No two pregnancies are exactly the same, even for the same woman. There are inherent risks involved in carrying a baby to term, as well as in navigating the labor and delivery process. Certain issues, such as gestational diabetes, increase the risk for injury to both mother and child. That is why it is so important for an Oregon obstetrician or midwife to closely monitor every prenatal patient.
Gestational diabetes is typically diagnosed at approximately 24 to 28 weeks in a pregnancy. A mother who is gestationally diabetic is at great risk for high blood pressure, which can be a potentially dangerous condition for pregnant women. Gestational diabetes occurs in pregnant women who do not normally have a diabetic condition when they are not pregnant.
Gestational diabetes does not usually present symptoms
A woman’s body provides insulin to her baby in the womb and, in some cases, does not make enough for her own body, in addition to her child. This results in gestational diabetes. The condition is typically diagnosed by a glucose challenge test, which involves drinking a glucose solution, then taking a blood test an hour later.

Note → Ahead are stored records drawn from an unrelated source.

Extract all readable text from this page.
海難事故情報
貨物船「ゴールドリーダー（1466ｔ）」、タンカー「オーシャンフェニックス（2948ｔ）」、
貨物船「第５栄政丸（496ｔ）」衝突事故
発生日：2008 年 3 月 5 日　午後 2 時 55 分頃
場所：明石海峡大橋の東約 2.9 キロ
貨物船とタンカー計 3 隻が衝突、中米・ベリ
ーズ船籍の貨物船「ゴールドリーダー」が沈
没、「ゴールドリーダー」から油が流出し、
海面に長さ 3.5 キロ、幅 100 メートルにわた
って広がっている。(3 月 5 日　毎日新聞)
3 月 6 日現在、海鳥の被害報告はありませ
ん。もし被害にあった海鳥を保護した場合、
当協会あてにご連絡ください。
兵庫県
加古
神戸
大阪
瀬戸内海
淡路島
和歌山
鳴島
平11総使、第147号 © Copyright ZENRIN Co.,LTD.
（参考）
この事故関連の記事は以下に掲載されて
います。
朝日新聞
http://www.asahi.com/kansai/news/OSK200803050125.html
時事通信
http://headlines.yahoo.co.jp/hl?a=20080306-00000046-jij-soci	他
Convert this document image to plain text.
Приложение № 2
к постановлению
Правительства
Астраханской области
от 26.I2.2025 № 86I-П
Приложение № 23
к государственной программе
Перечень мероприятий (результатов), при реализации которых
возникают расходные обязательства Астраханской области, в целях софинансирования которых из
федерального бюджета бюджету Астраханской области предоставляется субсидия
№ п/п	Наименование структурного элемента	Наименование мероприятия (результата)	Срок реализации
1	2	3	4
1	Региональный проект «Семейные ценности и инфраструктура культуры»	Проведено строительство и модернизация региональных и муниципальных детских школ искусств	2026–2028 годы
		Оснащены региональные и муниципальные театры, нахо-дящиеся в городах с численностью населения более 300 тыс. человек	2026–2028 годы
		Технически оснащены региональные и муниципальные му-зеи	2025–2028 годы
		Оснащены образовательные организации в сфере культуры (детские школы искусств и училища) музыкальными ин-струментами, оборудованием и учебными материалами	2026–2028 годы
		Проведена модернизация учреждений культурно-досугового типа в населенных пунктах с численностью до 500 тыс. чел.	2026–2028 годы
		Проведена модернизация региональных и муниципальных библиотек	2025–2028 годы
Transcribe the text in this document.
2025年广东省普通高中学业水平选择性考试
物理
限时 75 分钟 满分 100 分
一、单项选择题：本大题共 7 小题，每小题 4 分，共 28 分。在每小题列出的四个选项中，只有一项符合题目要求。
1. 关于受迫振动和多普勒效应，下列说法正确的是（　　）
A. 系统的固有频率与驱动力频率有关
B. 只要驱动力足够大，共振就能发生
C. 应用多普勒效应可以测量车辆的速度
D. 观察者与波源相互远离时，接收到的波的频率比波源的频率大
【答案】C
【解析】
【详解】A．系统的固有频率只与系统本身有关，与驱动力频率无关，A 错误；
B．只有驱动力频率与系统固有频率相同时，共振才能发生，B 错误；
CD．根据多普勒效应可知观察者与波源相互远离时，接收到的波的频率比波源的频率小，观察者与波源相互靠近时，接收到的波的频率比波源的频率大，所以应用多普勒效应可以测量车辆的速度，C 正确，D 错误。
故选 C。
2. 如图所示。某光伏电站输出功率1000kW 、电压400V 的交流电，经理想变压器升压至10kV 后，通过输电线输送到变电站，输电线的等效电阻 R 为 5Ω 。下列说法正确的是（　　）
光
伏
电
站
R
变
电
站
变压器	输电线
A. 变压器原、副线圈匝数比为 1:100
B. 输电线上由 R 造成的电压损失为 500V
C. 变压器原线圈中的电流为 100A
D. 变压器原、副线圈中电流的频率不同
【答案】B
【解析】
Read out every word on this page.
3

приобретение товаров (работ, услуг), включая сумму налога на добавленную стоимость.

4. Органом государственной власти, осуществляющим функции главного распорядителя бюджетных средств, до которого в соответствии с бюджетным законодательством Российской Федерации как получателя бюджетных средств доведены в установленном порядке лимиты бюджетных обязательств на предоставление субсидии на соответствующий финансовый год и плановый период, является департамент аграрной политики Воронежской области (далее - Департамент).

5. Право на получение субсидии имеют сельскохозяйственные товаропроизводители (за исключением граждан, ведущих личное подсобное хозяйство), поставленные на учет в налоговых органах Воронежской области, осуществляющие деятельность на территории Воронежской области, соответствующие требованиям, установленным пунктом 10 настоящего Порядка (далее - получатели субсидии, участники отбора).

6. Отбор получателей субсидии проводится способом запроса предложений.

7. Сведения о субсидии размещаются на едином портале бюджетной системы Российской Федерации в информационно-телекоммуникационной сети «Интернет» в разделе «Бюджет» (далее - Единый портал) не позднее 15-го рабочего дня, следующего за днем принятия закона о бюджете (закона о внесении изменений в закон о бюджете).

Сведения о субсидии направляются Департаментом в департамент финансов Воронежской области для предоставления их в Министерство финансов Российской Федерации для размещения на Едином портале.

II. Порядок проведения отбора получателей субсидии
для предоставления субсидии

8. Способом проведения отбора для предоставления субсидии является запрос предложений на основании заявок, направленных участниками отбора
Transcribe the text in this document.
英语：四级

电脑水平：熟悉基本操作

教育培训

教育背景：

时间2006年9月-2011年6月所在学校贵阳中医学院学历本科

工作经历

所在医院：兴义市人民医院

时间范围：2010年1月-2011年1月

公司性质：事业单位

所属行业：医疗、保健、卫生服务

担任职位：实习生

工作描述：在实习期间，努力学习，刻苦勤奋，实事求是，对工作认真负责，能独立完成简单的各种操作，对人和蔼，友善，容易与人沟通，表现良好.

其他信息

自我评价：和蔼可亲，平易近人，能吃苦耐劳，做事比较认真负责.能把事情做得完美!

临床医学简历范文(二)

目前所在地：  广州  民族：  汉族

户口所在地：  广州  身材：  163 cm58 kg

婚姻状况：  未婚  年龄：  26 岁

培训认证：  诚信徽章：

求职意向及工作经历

Monitoring gestational diabetes to keep mom and baby safe
A pregnant woman with gestational diabetes must be closely monitored through regular blood tests, restricted diet and other measures. Failure to diagnose or treat the condition places a mother and her infant at great risk for injury. Babies of gestationally diabetic mothers (especially those whose conditions are not being controlled) are often too large to fit through the birth canal. If a woman or her child suffers injury because of medical negligence associated with gestational diabetes, restitution may be sought by filing a personal injury claim in a civil court.